The monitoring extends beyond basic logging to include detailed tracing through their Lambda functions, allowing them to track the complete request flow from user input through agent processing to API calls and responses. This comprehensive observability enables both technical debugging and business intelligence gathering.
## Data Pipeline Integration
Recognizing that AI quality depends heavily on data quality, CDL has invested in robust data pipeline capabilities. They use AWS Glue for ETL operations, including data profiling and quality rule enforcement. Amazon DataZone serves as their central data catalog with metadata management and AI-powered data profiling capabilities.
For retrieval-augmented generation (RAG) use cases, they've built pipelines to vectorize data from operational databases like PostgreSQL and store vectors in services like Amazon OpenSearch or PostgreSQL's vector capabilities. They emphasized the importance of transforming data into AI-friendly formats, particularly converting SharePoint content to markdown for better AI processing.

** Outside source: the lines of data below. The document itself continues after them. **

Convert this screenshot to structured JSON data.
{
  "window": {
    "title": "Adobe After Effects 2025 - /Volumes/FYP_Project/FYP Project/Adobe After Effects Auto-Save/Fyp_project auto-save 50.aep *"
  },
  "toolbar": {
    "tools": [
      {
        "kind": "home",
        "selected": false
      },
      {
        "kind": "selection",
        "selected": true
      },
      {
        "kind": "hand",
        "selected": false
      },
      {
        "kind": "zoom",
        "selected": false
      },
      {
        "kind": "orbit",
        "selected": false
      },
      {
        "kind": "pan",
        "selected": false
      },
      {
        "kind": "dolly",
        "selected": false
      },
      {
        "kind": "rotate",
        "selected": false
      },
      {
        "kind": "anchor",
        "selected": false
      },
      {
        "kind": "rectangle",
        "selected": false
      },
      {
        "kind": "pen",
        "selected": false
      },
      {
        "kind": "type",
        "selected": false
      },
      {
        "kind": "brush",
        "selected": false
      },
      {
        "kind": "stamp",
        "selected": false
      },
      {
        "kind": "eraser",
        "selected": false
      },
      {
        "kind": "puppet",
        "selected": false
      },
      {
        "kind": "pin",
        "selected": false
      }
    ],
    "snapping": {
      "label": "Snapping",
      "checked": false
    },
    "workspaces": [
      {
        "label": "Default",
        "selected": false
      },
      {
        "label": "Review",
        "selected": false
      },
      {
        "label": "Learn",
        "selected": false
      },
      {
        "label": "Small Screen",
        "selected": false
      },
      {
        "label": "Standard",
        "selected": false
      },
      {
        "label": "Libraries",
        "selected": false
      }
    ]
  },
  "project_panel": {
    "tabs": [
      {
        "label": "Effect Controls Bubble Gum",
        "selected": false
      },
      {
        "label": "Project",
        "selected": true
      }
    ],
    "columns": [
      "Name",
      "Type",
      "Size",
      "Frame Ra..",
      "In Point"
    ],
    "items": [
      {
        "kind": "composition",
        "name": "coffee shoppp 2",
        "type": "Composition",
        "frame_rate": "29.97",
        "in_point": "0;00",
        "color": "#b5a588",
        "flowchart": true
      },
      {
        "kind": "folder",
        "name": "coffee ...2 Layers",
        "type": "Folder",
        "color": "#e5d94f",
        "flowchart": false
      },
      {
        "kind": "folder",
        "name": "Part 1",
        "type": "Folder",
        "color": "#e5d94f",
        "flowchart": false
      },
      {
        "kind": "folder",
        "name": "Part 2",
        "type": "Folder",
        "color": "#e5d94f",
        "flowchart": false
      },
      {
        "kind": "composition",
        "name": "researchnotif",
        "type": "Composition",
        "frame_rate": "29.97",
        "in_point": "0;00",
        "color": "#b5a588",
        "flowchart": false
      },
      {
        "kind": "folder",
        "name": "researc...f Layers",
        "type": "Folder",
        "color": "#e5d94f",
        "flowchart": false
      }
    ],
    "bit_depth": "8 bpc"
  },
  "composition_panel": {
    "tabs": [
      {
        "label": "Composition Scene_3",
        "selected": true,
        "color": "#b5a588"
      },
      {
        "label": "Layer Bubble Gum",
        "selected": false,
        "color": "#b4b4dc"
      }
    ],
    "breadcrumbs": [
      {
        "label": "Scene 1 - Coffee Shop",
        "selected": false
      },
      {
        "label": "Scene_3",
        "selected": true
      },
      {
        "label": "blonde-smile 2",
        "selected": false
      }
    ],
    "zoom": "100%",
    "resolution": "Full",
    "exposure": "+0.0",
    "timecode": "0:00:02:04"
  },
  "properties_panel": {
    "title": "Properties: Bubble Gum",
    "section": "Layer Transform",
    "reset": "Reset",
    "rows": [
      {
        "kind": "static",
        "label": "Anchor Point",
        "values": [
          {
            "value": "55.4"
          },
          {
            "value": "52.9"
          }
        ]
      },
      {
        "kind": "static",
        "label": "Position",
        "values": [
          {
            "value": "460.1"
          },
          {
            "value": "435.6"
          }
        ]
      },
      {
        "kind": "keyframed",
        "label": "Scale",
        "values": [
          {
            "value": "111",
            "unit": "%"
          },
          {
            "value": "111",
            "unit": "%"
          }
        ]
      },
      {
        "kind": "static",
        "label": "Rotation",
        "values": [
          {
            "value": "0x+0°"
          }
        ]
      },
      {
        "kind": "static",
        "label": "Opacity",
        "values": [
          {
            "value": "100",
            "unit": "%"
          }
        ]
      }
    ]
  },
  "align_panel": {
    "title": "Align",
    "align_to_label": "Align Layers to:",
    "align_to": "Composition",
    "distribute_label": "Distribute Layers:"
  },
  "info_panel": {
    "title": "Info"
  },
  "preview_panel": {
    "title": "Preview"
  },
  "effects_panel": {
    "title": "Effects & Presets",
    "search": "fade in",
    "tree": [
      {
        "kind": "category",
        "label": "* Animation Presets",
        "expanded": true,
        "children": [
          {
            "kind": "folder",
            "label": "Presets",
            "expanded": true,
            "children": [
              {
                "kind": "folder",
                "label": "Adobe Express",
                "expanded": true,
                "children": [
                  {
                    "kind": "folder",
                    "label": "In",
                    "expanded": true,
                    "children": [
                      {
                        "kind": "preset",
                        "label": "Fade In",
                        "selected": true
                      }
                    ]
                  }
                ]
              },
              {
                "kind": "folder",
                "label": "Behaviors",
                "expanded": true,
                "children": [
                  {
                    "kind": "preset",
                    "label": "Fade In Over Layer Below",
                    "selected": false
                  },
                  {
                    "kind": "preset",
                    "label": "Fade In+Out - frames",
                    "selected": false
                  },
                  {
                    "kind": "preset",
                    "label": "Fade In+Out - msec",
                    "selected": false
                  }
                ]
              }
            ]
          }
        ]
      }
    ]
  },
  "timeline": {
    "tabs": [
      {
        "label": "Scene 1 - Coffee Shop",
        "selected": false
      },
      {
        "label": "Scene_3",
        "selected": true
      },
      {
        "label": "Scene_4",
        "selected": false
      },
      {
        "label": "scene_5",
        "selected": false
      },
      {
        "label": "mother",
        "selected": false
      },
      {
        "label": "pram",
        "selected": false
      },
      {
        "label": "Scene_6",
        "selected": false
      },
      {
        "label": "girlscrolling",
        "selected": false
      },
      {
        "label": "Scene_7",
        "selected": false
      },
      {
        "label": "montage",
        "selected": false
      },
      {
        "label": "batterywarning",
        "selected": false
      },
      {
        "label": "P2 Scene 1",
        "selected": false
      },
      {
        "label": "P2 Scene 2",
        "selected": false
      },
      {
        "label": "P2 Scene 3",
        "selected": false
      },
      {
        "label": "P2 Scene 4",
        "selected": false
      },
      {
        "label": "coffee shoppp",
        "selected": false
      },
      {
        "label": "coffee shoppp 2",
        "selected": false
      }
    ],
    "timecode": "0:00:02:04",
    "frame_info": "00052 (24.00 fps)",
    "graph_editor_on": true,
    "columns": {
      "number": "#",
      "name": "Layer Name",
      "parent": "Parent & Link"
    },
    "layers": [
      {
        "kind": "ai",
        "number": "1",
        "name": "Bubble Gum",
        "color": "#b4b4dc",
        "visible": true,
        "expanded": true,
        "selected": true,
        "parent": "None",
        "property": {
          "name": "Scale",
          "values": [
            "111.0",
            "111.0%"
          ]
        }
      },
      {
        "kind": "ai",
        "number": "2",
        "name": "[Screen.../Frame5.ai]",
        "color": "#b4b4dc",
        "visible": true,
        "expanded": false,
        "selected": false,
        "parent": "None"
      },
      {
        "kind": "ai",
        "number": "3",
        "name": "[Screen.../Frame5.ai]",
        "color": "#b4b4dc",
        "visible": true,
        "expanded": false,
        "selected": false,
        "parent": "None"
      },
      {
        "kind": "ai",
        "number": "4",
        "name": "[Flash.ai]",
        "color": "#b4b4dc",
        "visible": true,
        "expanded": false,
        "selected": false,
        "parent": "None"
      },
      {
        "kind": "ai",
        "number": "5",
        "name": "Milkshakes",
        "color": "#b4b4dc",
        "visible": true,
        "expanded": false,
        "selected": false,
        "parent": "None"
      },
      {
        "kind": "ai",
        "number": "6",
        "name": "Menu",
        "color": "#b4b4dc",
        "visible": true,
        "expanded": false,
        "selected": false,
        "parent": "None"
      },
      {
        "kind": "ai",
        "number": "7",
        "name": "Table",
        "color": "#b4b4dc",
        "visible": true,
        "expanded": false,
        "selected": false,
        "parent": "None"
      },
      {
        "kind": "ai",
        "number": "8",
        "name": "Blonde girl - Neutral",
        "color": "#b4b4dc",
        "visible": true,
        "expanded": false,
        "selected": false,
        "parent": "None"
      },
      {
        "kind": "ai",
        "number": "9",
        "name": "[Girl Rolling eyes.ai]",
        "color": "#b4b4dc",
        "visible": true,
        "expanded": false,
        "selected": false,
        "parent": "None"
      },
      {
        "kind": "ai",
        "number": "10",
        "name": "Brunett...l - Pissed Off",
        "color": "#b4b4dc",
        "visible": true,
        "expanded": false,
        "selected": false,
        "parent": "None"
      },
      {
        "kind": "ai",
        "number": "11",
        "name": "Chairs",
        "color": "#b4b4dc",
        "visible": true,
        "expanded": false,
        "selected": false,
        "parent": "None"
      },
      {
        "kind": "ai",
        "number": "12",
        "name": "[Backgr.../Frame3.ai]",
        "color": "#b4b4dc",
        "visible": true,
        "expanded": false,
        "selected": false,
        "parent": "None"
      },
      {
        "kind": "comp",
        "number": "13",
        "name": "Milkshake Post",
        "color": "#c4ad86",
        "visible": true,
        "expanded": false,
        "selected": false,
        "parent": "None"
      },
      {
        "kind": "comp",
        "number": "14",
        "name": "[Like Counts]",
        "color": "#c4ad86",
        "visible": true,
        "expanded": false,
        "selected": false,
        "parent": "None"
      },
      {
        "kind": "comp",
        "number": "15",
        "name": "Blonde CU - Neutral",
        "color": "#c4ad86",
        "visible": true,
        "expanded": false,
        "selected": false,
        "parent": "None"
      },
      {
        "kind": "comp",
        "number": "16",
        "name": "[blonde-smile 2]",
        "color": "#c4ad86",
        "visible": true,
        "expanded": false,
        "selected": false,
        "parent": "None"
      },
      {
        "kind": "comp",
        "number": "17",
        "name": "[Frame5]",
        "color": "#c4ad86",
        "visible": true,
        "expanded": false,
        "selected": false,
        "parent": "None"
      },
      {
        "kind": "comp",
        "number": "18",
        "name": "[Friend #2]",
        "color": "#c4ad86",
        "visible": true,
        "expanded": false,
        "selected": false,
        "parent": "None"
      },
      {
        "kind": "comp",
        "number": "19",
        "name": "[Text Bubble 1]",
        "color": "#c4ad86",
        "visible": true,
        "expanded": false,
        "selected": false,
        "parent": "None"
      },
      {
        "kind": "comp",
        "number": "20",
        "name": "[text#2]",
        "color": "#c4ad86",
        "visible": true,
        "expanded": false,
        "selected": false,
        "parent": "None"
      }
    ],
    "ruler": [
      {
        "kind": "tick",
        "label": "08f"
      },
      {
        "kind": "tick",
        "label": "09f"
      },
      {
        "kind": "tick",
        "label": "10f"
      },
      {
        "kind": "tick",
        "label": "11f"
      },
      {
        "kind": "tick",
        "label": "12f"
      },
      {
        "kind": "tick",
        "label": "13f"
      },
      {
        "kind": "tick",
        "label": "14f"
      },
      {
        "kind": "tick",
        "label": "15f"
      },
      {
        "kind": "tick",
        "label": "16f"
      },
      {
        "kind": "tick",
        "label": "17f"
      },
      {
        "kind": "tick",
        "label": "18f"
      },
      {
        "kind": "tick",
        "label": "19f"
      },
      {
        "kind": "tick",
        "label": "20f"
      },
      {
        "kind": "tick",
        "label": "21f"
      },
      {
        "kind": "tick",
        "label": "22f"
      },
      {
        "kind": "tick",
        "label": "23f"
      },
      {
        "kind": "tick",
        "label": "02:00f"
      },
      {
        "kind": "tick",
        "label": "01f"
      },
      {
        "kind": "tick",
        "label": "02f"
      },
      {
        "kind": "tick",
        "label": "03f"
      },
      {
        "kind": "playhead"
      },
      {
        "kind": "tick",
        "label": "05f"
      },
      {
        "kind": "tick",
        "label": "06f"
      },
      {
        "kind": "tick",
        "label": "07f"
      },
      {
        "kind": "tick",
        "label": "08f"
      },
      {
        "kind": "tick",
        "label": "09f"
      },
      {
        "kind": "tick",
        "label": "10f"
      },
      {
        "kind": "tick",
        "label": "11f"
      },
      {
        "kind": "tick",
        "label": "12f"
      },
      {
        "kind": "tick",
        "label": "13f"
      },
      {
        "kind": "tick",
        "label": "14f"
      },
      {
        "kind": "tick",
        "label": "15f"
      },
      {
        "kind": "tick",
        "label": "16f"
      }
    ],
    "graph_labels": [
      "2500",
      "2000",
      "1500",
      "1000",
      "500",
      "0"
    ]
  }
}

An interesting application is their use of Amazon Bedrock Data Automation for converting unstructured documents (like receipts) into structured data. This capability automatically extracts tables, text, and metadata from images and documents, converting them into CSV, markdown, and other structured formats for further processing in data pipelines.
## Production Deployment Considerations
The system is designed with production readiness in mind, including version control for agents and the ability to use aliases for A/B testing different agent configurations. CDL emphasized that their APIs weren't originally designed for AI interaction, highlighting the importance of the integration layer that makes existing systems AI-ready without requiring complete rebuilds.
Their approach to making APIs "AI-ready" involves creating OpenAPI specifications that can be injected into prompts, allowing LLMs to understand available functionality and required parameters. This pattern enables existing business logic to be exposed to AI agents while maintaining separation of concerns.
## Business Impact and Future Vision
CDL's implementation addresses multiple business objectives: reducing call center wait times, providing 24/7 customer service capabilities, and preparing for future digital assistant integrations. They're positioning themselves for a future where customers might interact with insurance services through platforms like Google Gemini or other digital assistants.
The technical implementation demonstrates practical solutions to common LLMOps challenges including model evaluation, safety guardrails, monitoring, and integration with existing systems. While the presentation included marketing elements typical of conference talks, the technical details and demonstrated capabilities provide concrete evidence of successful production AI deployment in a regulated industry.
The case study illustrates the complexity of productionizing AI systems, showing that success requires not just selecting and deploying models, but building comprehensive evaluation frameworks, safety systems, monitoring capabilities, and integration layers. CDL's approach provides a practical template for other organizations looking to deploy conversational AI in production environments, particularly in regulated industries where accuracy, safety, and compliance are paramount.